24 March 2009

There ain’t no such thing as a free lunch or the clash between YouTube and Warner Music

YouTube and its “broadcast yourself” is such a nice thing, isn’t it? One can view and listen to different content, either user generated and implicitly licensed or copyrighted and allegedly infringed, but in any case free of charge.
Many of the readers, however, will know that communicating a work of copyright to the public represents an exclusive right of the author of the work or of the respective copyright holder, such as a record label.

But how many of the users willing to broadcast them selves to the world at large have considered a possible copyright infingement prior to upload their videos showing them singing a Christmas song, providing tips and tricks with regard to a dificult piece of music or even dancing to a song hearable from the background? Appearantly very few…

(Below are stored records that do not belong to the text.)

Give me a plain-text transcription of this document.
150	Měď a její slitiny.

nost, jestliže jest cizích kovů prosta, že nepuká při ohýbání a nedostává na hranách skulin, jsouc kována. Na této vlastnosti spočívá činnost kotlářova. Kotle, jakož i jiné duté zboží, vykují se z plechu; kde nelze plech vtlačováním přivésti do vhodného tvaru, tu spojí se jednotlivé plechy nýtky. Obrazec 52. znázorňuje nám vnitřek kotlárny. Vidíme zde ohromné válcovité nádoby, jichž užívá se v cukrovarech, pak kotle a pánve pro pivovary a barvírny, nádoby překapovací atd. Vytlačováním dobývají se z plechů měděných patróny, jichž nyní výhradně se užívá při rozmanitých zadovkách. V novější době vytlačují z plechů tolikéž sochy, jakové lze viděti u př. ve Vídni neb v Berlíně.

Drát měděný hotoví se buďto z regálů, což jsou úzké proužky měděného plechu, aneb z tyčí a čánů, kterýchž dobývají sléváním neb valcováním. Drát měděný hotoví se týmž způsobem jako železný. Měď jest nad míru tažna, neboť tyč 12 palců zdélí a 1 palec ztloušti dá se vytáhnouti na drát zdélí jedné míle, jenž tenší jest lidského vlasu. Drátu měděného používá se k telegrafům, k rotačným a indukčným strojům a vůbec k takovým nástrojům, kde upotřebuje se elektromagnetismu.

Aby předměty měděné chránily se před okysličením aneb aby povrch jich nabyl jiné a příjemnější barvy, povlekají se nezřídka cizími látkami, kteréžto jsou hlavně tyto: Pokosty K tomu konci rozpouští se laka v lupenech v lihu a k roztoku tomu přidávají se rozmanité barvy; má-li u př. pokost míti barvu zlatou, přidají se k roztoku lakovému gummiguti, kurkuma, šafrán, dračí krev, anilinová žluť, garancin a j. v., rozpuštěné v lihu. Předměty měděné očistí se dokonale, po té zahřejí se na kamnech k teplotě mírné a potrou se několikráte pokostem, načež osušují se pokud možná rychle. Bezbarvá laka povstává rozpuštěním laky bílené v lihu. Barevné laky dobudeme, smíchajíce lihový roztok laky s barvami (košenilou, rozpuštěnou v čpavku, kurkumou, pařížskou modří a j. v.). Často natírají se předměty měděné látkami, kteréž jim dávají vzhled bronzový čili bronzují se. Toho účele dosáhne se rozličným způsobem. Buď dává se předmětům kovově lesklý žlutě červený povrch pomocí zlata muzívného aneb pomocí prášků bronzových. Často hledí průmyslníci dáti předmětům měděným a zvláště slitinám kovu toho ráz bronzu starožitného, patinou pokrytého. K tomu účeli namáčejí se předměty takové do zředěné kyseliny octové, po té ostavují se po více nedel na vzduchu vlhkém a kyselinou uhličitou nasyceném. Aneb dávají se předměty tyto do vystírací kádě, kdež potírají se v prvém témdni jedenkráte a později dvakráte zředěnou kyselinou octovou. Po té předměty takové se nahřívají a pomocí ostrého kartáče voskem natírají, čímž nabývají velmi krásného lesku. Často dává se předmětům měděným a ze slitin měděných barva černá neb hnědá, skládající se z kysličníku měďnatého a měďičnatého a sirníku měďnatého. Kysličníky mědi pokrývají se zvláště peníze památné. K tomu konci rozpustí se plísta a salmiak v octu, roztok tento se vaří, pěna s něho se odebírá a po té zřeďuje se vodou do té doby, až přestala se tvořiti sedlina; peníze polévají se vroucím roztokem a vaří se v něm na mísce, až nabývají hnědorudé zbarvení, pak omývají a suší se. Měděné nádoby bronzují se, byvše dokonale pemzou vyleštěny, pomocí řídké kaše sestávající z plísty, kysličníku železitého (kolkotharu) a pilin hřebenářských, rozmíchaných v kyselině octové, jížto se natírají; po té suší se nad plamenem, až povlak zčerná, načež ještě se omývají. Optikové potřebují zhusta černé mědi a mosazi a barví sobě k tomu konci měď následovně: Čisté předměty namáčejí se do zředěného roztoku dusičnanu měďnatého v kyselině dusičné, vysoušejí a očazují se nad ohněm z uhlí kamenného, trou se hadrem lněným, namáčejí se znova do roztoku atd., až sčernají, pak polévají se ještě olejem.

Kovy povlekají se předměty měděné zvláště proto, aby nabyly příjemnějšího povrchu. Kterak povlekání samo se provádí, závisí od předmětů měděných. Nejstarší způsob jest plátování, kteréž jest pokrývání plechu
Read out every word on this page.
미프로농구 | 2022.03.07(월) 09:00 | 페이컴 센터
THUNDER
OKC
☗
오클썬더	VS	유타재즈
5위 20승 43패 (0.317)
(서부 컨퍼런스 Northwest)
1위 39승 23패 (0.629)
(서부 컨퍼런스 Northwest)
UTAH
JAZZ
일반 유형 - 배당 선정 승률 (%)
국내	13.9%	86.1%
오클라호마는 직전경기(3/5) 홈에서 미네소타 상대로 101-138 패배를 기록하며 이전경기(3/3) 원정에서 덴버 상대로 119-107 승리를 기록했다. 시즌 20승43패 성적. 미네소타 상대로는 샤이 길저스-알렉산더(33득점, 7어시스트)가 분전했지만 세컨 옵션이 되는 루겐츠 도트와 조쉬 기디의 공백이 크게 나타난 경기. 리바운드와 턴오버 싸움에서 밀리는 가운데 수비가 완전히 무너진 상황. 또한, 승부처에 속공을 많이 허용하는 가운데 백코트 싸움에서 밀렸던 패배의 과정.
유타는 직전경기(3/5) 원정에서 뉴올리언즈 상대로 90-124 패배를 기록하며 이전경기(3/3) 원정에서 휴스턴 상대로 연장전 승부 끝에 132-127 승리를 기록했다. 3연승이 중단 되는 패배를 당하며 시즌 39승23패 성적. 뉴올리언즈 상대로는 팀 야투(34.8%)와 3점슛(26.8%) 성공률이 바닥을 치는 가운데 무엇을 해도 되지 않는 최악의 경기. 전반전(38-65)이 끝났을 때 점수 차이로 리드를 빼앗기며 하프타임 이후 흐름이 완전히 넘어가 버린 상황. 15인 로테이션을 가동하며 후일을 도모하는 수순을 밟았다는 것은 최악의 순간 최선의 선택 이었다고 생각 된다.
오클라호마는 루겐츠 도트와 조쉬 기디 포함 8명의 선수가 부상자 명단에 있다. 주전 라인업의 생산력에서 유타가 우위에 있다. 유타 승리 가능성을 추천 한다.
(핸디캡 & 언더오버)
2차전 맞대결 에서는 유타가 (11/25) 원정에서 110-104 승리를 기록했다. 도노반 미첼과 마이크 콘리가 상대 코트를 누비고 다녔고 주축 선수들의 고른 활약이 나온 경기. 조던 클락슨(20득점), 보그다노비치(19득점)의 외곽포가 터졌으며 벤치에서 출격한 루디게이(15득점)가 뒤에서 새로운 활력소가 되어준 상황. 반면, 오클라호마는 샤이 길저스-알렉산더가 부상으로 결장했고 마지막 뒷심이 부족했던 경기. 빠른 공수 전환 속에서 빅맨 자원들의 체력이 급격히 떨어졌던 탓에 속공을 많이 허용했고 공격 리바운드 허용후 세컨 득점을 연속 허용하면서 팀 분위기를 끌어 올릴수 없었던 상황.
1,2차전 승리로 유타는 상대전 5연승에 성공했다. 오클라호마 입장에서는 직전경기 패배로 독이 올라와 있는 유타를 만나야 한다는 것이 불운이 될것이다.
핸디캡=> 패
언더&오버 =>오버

The New York Times reports on the ongoing disputes between YouTube and Warner Music, meanwhile leading to removals of copyrighted material or to setting said material mute in order not to infringe the copyrights in dispute.

No doubt, Warner have a just cause to protect their rights. Nevertheless they will have a serious issue to deal with, as any omission of theirs to undertake appropriate protective measurements could be interpreted as a weakness. On the other hand Warner are about to disgruntle their customers, for what the customers might respond on a tit-for-tat basis and punish Warner by boycotting their content.

Anyway an interesting case, where the last word has not yet been spoken.